К беларуским же исследователям, угодничающим перед нынешней властью — мало искушенной в хитросплетениях исторической и современной геополитики — у них отношение вполне
презрительное. То есть именно такое, какое заслужили официальные беларуские историки — в виде откровенных издевок над несмышлеными «братьями меньшими». Например, автор статьи в «Московских Новостях» обращает внимание читателей на то, что «новейшие исследования бакинских историков доказывают, что Ветхий Завет переведен неверно: Бог творил Адама и Еву отнюдь не в междуречье Тигра и Евфрата, а в Карабахе, очевидно, уже тогда азербайджанском». Далее он говорит:
«Можно и Франциска Скорину назвать белорусским ученым, а его «Библию русску» — переводом на белорусский язык, но вот сам Скорина так не думал» (см. 12).
Понятно, что сценарии «геополитического развода» бывших советских союзных «республик-сестер» различаются между собой. Тем не менее, очевидна ситуация «несправедливости» межкультурных войн, проводимых современной Россией:
«Один вывод... является бесспорным: в течение всего рассмотренного периода /за последние 250 лет/ именно Россия являлась атакующей стороной по отношению к Польше — если отбросить все лицемерные заявления российских государственных деятелей и «национал-патриотов» на этот счет /.../.
Имперское мышление современных российских идеологов, политиков, деятелей культуры, равно как и значительной части рядовых граждан, не позволяет им признать вину своего Отечества перед любым народом, когда-либо порабощенным их предками, прадедами или дедами.

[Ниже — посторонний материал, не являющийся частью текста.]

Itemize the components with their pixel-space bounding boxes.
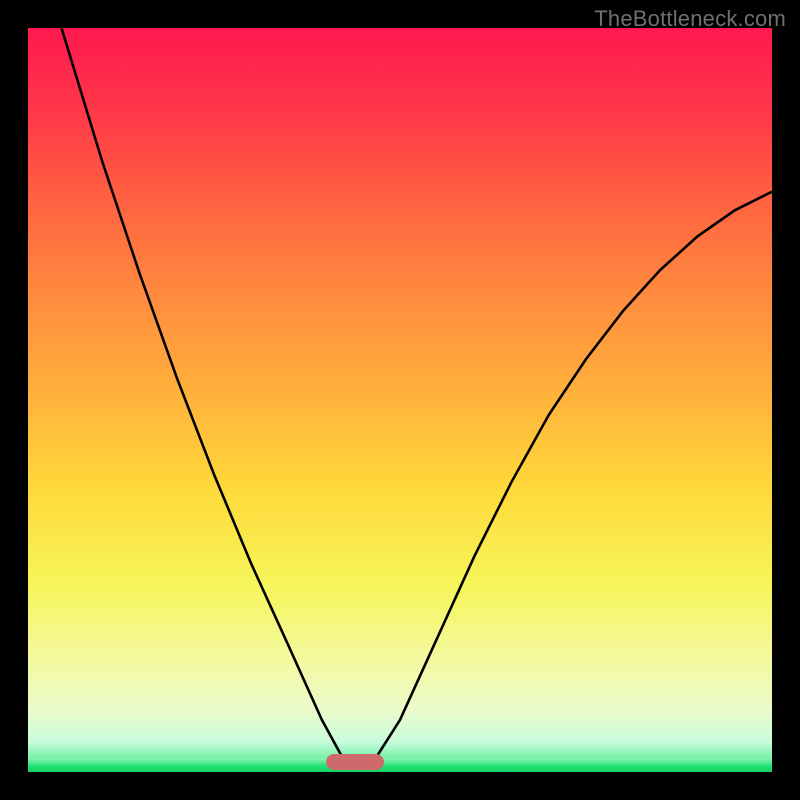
optimal-marker: [326, 754, 384, 770]
chart-curve-layer: [28, 28, 772, 772]
curve-left-branch: [62, 28, 345, 761]
curve-right-branch: [374, 192, 772, 761]
chart-frame: TheBottleneck.com: [0, 0, 800, 800]
watermark-text: TheBottleneck.com: [594, 6, 786, 32]
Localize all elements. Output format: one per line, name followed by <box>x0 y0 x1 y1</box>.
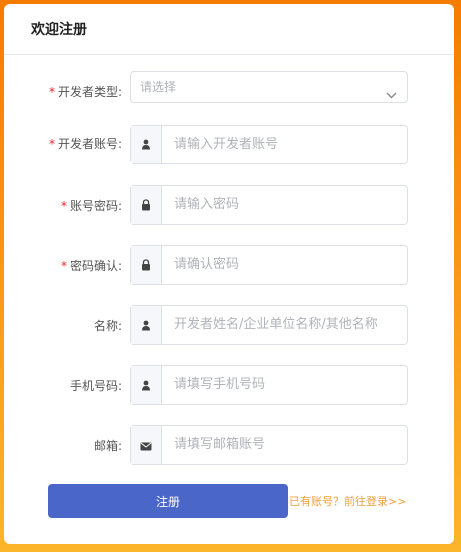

Это касается не только Польши, но и всех бывших союзных республик, автономий и других национальных образований СССР. Советский Союз уже заплатил собственной гибелью за такую позицию. Заплатит и Россия...» (14).
Сохранение идейной установки на удержание любой ценой всей прежней территории Российской империи (СССР) в сфере определяющего влияния Москвы неизбежно способствует развитию национализма в постсоветских республиках, а также угрожает культурной идентичности и геополитической целостности самой Российской Федерации.
Кремль пытается сегодня восстановить в массовом сознании граждан новых независимых государств такие мифологемы Имперского государства (в его коммунистическом варианте) как «советский народ — новая историческая общность людей», «три 194
братских славянских народа с общей судьбой», «Москва — мать городов русских» и т.д. При этом средства «восстановления» применяются сугубо силовые. Это чередование «кнута» и «пряника» (применительно к Беларуси); экономическое давление (в отношении Украины); финансовый шантаж (государства Средней Азии); открытая вооруженная агрессия (Грузия).
Однако всякое действие неизбежно рождает противодействие. Чем сильнее давление из Москвы на прежнюю «периферию», тем сильнее противоположная ему реакция отторжения. Поэтому любые попытки Москвы вернуть свое государство и его бывшие колонии к прежнему статусу закономерно способствуют усилению национализма — в самых разных его проявлениях — не только в бывших «союзных республиках», но и в автономиях самой Российской Федерации.